OPINI : Lambatnya Kasus ‘Kerangkeng Manusia’ Bupati Langkat

0 676

KERANGKENG atau biasa disebut Kereng adalah ruang yang dibuat khusus untuk mengurung binatang, yang fungsinya sama dengan penjara pada umumnya. Namun bagaimana jika yang dikurung bukanlah binatang, melainkan manusia?.

Kasus Bupati Langkat ‘Kerangkeng Manusia’ baru-baru saja terjadi pada awal tahun 2022 yang menghebohkan media serta dunia maya, bahwa ditemukannya Kerangkeng Manusia di rumah Bupati Langkat yang sudah berdiri selama 10 tahun tanpa surat izin dari BNN.

Jumlah korban yang disekap mencapai 57 orang di dalam dua Kerangkeng terpisah, menjadi bukti kuat dari kasus ini. Mereka adalah pekerja Kebun Kelapa Sawit, milik Terbit Rencana Perangin-Angin.

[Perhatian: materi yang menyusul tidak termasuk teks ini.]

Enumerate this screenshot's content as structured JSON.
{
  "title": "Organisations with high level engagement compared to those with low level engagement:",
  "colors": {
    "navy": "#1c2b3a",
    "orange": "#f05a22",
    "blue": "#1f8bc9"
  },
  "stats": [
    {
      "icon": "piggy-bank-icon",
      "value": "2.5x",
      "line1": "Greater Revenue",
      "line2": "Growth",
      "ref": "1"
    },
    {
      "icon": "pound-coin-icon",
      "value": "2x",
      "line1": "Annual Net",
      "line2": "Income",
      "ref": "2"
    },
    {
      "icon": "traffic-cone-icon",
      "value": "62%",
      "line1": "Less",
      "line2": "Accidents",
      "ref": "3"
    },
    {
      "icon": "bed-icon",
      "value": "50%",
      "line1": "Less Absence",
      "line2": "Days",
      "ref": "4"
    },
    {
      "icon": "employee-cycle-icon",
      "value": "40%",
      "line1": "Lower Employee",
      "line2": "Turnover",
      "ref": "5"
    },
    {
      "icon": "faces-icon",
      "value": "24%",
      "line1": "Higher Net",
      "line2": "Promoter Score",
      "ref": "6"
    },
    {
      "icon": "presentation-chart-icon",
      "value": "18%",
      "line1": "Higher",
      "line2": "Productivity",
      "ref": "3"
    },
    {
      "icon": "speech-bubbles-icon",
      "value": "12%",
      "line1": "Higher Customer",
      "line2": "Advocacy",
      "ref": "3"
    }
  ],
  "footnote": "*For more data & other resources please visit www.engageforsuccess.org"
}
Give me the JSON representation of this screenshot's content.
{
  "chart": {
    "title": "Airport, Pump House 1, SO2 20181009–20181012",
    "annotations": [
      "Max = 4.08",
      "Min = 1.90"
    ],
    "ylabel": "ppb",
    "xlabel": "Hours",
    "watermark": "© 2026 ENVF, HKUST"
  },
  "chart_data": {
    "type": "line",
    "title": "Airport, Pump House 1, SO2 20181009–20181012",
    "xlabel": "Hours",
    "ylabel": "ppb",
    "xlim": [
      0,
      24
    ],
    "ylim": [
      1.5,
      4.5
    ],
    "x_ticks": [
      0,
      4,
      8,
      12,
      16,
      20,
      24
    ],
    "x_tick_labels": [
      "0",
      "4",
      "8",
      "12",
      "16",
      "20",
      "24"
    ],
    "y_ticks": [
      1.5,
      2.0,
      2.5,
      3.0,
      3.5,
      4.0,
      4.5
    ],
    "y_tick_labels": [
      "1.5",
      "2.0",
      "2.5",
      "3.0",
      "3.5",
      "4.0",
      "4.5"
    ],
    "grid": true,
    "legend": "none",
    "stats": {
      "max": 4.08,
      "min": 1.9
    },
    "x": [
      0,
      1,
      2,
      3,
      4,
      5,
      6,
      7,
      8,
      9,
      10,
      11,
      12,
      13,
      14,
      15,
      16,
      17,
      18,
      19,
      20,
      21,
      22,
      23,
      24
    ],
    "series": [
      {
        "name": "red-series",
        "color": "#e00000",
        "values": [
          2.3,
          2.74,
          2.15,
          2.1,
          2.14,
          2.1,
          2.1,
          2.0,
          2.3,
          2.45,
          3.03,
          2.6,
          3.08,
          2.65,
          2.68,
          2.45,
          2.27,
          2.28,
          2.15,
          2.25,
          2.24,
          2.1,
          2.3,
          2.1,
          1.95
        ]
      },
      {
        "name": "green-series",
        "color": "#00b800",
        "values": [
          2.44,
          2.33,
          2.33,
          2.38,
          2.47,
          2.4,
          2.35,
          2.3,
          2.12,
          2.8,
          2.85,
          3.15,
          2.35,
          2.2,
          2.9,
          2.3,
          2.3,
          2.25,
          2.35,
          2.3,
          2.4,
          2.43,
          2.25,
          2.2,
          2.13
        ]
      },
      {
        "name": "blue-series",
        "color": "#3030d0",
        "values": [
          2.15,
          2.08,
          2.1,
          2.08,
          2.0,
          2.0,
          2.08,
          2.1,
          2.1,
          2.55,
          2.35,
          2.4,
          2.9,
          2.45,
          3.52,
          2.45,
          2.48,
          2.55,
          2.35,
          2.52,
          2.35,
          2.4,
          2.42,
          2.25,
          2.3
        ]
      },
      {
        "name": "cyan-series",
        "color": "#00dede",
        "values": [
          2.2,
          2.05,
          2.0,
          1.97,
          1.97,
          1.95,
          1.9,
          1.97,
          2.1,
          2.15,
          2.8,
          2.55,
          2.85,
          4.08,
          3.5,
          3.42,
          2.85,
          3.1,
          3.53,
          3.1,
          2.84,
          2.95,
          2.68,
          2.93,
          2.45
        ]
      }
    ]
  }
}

Beberapa korban mengungkapkan bahwa mereka diperbudak seperti binatang, serta dianiaya dengan bukti bekas luka penganiayaan yang jelas sudah melanggar hukum menurut Pasal 2 Undang-Undang (UU) Nomor 22 tahun 2007 yang isinya ;

Setiap orang yang melakukan perekrutan, pengangkutan, penampungan, pengiriman, pemindahan, atau penerimaan seseorang dengan ancaman kekerasan, penggunaan kekerasan, penculikan, penyekapan, pemalsuan, penipuan, penyalahgunaan kekuasaan atau posisi rentan, penjeratan utang atau memberi bayaran atau manfaat walaupun memperoleh persetujuan dari orang yang memegang kendali atas orang lain, untuk tujuan mengeksploitasi orang tersebut di wilayah negara Republik Indonesia, dipidana dengan pidana penjara paling singkat 3 (tiga) tahun dan paling lama 15 (lima belas) tahun dan pidana denda paling sedikit Rp120.000.000,00 (seratus dua puluh juta rupiah) dan paling banyak Rp. 600.000.000,00 (enam ratus juta rupiah)”.

Baca Juga :

 Serta Pasal 7 UU Nomor 21 tahun 2007 tentang Pemberantasan TPPO, dengan ancaman hukuman 15 tahun penjara.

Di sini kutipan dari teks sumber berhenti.